Pour débuter, Sébastien m’offre une clé d’un jeu en m’envoyant un lien. Je vais voir, le jeu ne sort que dans 2 semaines, et les images sur le site piquent ma curiosité. Je n’ai pas encore finalisé ma critique de mon jeu actuel, mais je me dis que j’ai le temps. Disons que je crois avoir plus qu’assez de temps, qu’au pire des pires, je sortirai la critique de Labyrinth of Refrain: Coven of Dusk, une semaine après sa sortie. Ce n’est pas la mer à boire, non? Rares sont les fois où j’ai eu aussi tort! Un jeu pour lequel je m’attendais à passer environ une vingtaine d’heures s’est avéré beaucoup plus complexe que je le croyais…

De la nouveauté

Vous commencez votre aventure en observant une sorcière et son apprentie désirant explorer un puits ma foi très profond, afin de déceler un mystère. Au début, je croyais incarner un groupe de sorciers. C’est après quelques minutes de jeu que j’ai réalisé que mon personnage était en fait un livre, pouvant invoquer des poupées, créées par l’apprentie sorcière! Le concept m’a beaucoup plu, étant donné une possibilité quasi infinie concernant votre groupe, qui peut s’étendre à plus de 15 personnages. Croyez-moi, aucun personnage n’est de trop.

Au diable la censure!

Étant fan de plusieurs animes, il n’est pas rare de voir ou bien de lire quelques scènes douteuses, avec de nombreux sous-entendus. Rarement il m’est arrivé de rencontrer de tels événements en jouant à un jeu vidéo. Aussi souvent en tout cas. Parfois ce sont des allusions à certaines parties du corps, spécialement celles des personnages féminins. D’autres fois c’est par rapport à la domination. On rentre clairement dans un univers typiquement japonais; vous choisissez le sexe de vos poupées. Vous devinerez que les personnages féminins n’ont évidemment presque pas d’armures, et que les formes peuvent s’avérer plus prononcées à certains endroits.

Stratégie oblige

Dans les tous débuts, je croyais avoir affaire à un simple jeu d’exploration de labyrinthe. Un peu comme à la maternelle, on fait le contour, sans dépasser les lignes. Un jeu d’enfant, vous direz. Détrompez-vous, vous allez frapper un mur (à insérer dans «jokes de papa», s’il vous plaît) De nombreux pièges vous attendent, sans compter les monstres qui se déplacent. Chaque déplacement ou action que vous faites nécessite un tour, laissant aux ennemis une action à faire. Vous devrez donc œuvrer dans le labyrinthe en tenant compte de tout cela, bien souvent en tentant de trouver l’objectif, sans trop faire monter votre karma. Pour chaque décision prise ou ennemi vaincu, celui-ci augmente, jusqu’à 99. Plus votre karma est élevé, plus vous êtes vulnérables aux coups critiques, et aux «core hits». Vos poupées sont séparées en parties du corps. Un core hit supprime une partie du corps aléatoirement. Si c’est un bras et que votre poupée tenait son arme de ce bras là, elle ne peut plus attaquer. Même chose pour l’armure. Si c’est la tête par contre, c’est encore pire; c’est terminé, vous ne pouvez la ressusciter, à moins de quitter le donjon. Vous devrez donc faire preuve de vigilance.

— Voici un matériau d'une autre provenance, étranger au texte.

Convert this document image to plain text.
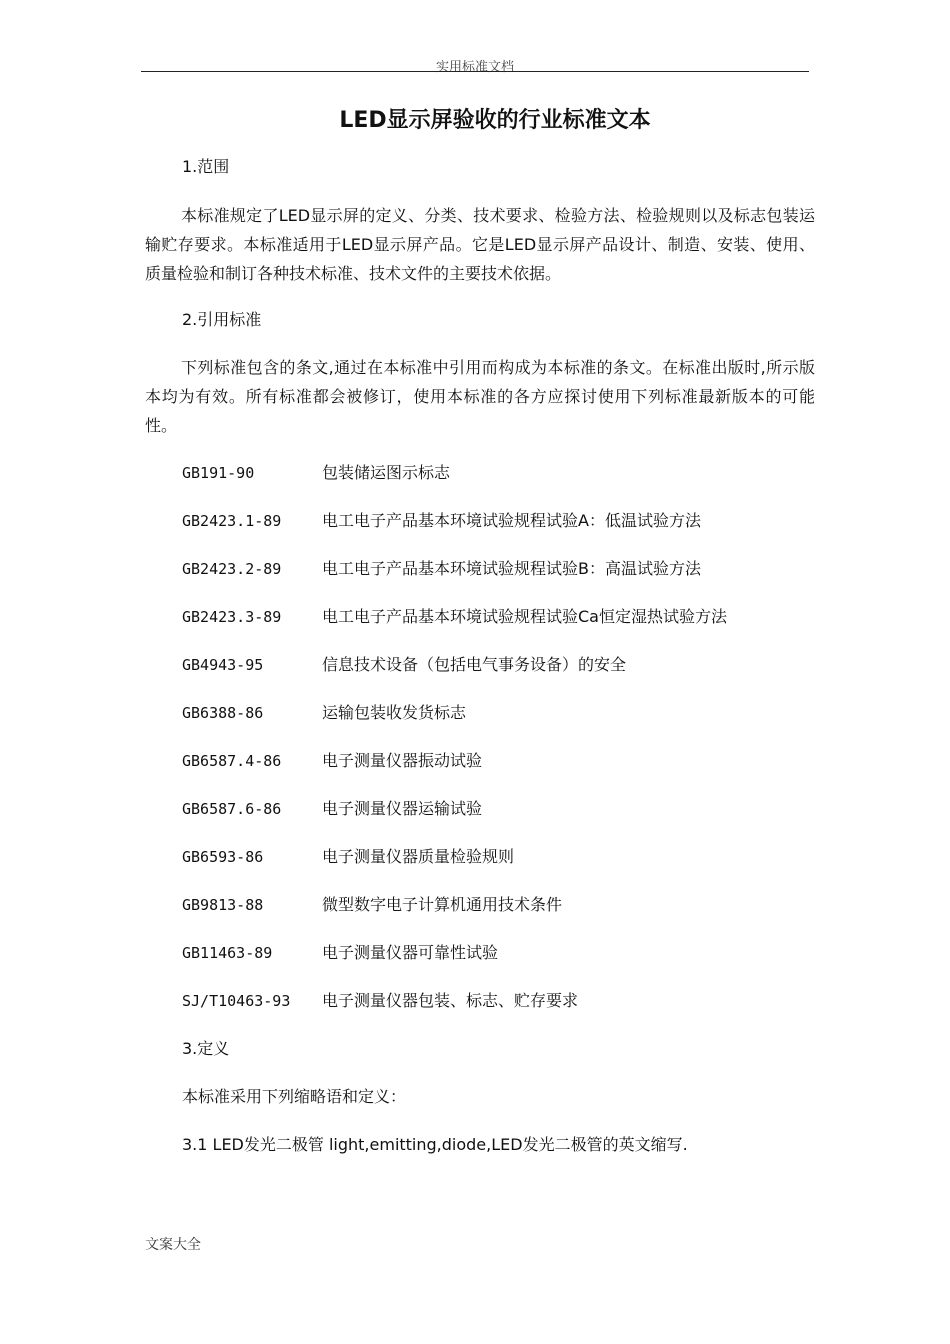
实用标准文档
LED显示屏验收的行业标准文本
1.范围
本标准规定了LED显示屏的定义、分类、技术要求、检验方法、检验规则以及标志包装运输贮存要求。本标准适用于LED显示屏产品。它是LED显示屏产品设计、制造、安装、使用、质量检验和制订各种技术标准、技术文件的主要技术依据。
2.引用标准
下列标准包含的条文,通过在本标准中引用而构成为本标准的条文。在标准出版时,所示版本均为有效。所有标准都会被修订，使用本标准的各方应探讨使用下列标准最新版本的可能性。
GB191-90	包装储运图示标志
GB2423.1-89	电工电子产品基本环境试验规程试验A：低温试验方法
GB2423.2-89	电工电子产品基本环境试验规程试验B：高温试验方法
GB2423.3-89	电工电子产品基本环境试验规程试验Ca恒定湿热试验方法
GB4943-95	信息技术设备（包括电气事务设备）的安全
GB6388-86	运输包装收发货标志
GB6587.4-86	电子测量仪器振动试验
GB6587.6-86	电子测量仪器运输试验
GB6593-86	电子测量仪器质量检验规则
GB9813-88	微型数字电子计算机通用技术条件
GB11463-89	电子测量仪器可靠性试验
SJ/T10463-93 电子测量仪器包装、标志、贮存要求
3.定义
本标准采用下列缩略语和定义：
3.1 LED发光二极管 light,emitting,diode,LED发光二极管的英文缩写.
文案大全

Trame sonore et effets visuels

Ce jeu étant le tout premier du genre que je joue, certains points moins bons selon moi peuvent s’avérer tout à fait normaux. Je n’ai malheureusement pas accroché à la trame sonore, et parfois, voire même très souvent, les voix des personnages me faisaient grincer des dents. Par contre, c’est possible de les enlever. Niveau visuel, les personnages et décors sont haut en couleurs. Un souci du détail sait se faire remarquer lors de l’exploration du donjon, avec des décors qui changent selon l’environnement. Le seul petit bémol est qu’étant donné que je suis un habitué des combats tour par tour dans un jeu de rôle standard, je suis accoutumé de voir des animations pendant les combats. Par contre, la seule animation que l’on voit change légèrement en fonction de l’élément et du type d’attaque, c’est tout.

Difficulté impardonnable

Jamais je n’aurais imaginé devoir faire preuve d’autant d’analyse afin de progresser dans certaines parties de jeu. Que ce soit de me faire un groupe en sélectionnant parmi les 8 classes différentes, d’aménager selon les pactes de poupées pour avoir différents habiletés, sans compter plusieurs formations de combats, placer nos personnages en fonction de leur affinité avec leurs confrères/consœurs. Il vous est même possible de fusionner vos pièces d’équipements pour les renforcer. Transférer les âmes de vos poupées pour qu’elles retournent au niveau 1, en conservant certaines habiletés. Oui, les possibilités sont presque infinies. Certains mini-boss dans le labyrinthe m’ont donné beaucoup plus de fil à retordre que des boss soit-disant plus coriaces, car ils étaient résistants à certains types d’attaques. J’ai dû réduire la difficulté à un certain point du jeu où je ne voyais pas d’issue; mes personnages ne faisaient que mourir, réduisant mes ressources monétaires, et je ne pouvais rebrousser chemin pour m’entraîner. Car oui, je croyais avoir eu ma dose lors de ma dernière critique, mais le hasard en a décidé autrement.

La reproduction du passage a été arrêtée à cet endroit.